If your team is trying to build the next Flappy Bird, you should stop reading now.
But if you’re trying to build products that can stand the test of time, and processes to match, you should lend an ear to the team of craftsmen at Steinway & Sons, masters of the acoustic technology that has set Steinway pianos apart for over 150 years.
Fabled piano maker Steinway & Sons has been operating in New York City since 1853, transforming over 12,000 individual parts, from Indian amber to green poplar, into pianos worthy of Carnegie Hall. At one time, in the late 19th century, the company was the city’s largest employer. Today in Astoria, N.Y., a team of 300 craftsmen keep the Steinway tradition alive, turning out 1,500 pianos a year. They range from the most basic upright, which costs around $25,000, to the Model D, which retails for $150,000 or more. Custom finishes, from gold plating to carved “legs,” can kick prices closer to seven figures.
It’s the Steinway sound that fetches those prices–not the filigrees and rare materials–although there is a vault on site with over $3 million in exotic veneers, waiting for the right buyer at the right time.
How has Steinway produced such high-quality pianos, and so consistently, for so many years? Fast Company visited their headquarters in Queens to investigate.

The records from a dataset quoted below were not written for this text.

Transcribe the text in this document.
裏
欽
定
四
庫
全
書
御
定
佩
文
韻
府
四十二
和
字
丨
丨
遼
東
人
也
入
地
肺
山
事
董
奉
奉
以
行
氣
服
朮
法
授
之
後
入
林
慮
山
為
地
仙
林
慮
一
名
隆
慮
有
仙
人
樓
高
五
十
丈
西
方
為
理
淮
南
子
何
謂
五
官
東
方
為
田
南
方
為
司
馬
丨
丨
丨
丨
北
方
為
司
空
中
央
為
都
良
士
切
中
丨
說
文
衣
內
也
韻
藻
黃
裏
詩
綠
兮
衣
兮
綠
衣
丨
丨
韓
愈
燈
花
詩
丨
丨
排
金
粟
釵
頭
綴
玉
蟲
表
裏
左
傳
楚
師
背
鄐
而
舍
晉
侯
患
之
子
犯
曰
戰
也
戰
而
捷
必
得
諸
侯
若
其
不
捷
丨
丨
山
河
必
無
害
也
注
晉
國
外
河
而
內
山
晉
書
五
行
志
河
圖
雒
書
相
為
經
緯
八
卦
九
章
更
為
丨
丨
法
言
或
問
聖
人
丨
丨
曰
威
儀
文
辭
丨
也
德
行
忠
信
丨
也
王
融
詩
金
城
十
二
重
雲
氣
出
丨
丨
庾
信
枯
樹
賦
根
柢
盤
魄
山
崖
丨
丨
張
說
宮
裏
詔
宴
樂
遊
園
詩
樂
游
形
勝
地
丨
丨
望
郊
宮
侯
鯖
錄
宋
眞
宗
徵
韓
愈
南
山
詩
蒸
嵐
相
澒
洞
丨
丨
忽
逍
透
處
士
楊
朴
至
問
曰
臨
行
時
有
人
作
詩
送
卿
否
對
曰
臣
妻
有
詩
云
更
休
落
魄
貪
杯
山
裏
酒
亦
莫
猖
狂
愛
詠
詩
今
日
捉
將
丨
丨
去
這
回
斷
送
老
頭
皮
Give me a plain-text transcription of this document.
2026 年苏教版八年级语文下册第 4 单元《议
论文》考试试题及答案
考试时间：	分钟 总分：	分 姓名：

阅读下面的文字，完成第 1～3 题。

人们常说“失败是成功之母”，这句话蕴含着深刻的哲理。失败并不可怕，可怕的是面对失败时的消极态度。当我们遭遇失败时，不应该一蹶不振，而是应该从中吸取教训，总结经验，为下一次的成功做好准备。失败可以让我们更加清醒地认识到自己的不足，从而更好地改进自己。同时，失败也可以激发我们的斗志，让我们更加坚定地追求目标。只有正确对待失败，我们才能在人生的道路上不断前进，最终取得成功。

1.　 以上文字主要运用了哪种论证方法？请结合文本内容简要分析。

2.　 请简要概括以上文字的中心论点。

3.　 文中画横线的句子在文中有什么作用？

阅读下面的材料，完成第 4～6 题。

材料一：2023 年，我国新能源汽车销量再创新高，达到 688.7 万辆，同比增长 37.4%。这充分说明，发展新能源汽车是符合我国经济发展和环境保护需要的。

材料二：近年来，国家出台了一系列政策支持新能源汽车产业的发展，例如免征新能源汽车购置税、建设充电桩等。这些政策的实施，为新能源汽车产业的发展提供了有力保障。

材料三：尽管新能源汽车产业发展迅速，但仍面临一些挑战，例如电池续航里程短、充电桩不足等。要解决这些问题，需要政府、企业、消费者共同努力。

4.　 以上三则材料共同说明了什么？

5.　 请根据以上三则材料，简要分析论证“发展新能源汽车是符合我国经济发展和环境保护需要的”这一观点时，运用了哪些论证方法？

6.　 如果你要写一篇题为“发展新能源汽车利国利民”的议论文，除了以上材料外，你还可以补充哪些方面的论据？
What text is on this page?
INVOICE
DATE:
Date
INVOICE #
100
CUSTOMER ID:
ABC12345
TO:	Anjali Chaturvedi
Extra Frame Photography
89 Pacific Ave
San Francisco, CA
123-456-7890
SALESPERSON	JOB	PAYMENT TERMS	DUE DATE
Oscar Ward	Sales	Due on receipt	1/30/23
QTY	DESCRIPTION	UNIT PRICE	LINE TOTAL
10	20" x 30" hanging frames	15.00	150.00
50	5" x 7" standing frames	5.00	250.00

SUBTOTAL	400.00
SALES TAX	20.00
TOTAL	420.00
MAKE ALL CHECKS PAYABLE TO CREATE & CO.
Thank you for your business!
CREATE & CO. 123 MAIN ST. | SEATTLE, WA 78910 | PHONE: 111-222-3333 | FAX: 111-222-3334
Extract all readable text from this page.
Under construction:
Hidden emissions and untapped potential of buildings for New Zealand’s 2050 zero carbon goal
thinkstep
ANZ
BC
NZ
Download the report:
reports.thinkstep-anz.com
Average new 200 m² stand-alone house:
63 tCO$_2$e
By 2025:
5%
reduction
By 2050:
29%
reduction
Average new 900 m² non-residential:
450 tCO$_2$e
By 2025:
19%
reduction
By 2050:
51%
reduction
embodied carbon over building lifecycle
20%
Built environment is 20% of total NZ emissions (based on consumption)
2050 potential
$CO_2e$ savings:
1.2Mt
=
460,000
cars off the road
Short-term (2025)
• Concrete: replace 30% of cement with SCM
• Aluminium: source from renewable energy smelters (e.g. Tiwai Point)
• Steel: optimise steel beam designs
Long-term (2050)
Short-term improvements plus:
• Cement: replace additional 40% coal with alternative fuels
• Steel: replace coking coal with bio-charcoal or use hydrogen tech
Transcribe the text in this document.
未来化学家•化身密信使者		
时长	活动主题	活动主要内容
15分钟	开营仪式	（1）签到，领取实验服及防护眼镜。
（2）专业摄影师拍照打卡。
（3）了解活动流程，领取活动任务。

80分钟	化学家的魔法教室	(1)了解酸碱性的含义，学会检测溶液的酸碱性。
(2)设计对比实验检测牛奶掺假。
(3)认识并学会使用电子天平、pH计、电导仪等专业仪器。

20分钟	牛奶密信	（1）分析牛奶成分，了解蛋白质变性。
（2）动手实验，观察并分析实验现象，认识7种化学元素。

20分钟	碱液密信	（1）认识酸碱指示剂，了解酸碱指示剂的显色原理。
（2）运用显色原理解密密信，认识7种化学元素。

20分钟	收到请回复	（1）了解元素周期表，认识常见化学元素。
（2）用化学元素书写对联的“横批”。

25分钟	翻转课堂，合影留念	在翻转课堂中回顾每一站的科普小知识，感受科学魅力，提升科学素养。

Steinway is happy to let buyers customize the appearance of their pianos–but not the sound.
“Inside the belly of the beast, anything that’s musical–that can’t be tampered with in any way,” says Anthony Gilroy, director of marketing. At first it seems counterintuitive, but Steinway does not welcome mixing of engineers and musicians.
Professional pianists are treated like royalty when they visit to select an instrument, sometimes deliberating for months in the chapel-like windowless showroom room designed for its acoustics. But everything “inside the rim” is off limits to those who want to customize. Steinway technicians have years of experience in their fingertips, and each team member is master of his domain. The veterans who bend the layers of hardrock maple–forming a grand piano’s distinctive curve–are so skilled that they can determine which way the wind blew when a tree was growing just from a slice of the wood.
From the outside, Steinway appears to have a traditional management structure. But in practice, the company org chart doesn’t tell the full story.
Everyone starts at the lowest rung on the ladder, even the eponymous Steinway sons, and the onus is on line workers as much as foremen to control for quality. As technicians assemble the piano action–the mechanism by which the depression of the keys is translated into the motion of the hammer striking the strings–their work is evaluated at each step by the peer rotating into their position.
That flat management structure extends into the continuous improvement program that the factory runs on an ongoing basis. “We can’t control the cost of labor and materials, but we can control the efficiency,” Gilroy says.
Steinway teams run more than 100 improvement drills each year, spending at least a day at a time on small portions of the manufacturing process. Sometimes the fixes are as simple as moving a set of tools to a different workbench; sometimes they’re larger. But the goal remains the same: expediency without any sacrifice in quality.
At other times, teams take on far more ambitious improvement projects. With a deep bench of craftsmen and engineers, Steinway has the ability to take a DIY approach to its equipment. Nearly everything in the factory is a legacy hardware “hack,” in the sense that 19th-century machines sit alongside mainframes from the ’80s, all tweaked for 2014.
To test the quality of each piano’s action, a custom-built machine pounds on the keys for over three hours, resulting in wear that’s the equivalent of six months of regular use.
If one thing is clear from the tour, it’s that Steinways, despite their history and price point, are not meant to be set on a pedestal. The pianos’ prices appreciate over time–they’ve performed better than the stock market–but there’s a catch: They must be played. With proper maintenance, more use leads to a better sound and a more valuable piano. Even museum curators need to arrange for models on display to be played at least once a week.
With that kind of product design, it’s not hard to imagine that Steinway will be operating for at least another 150 years.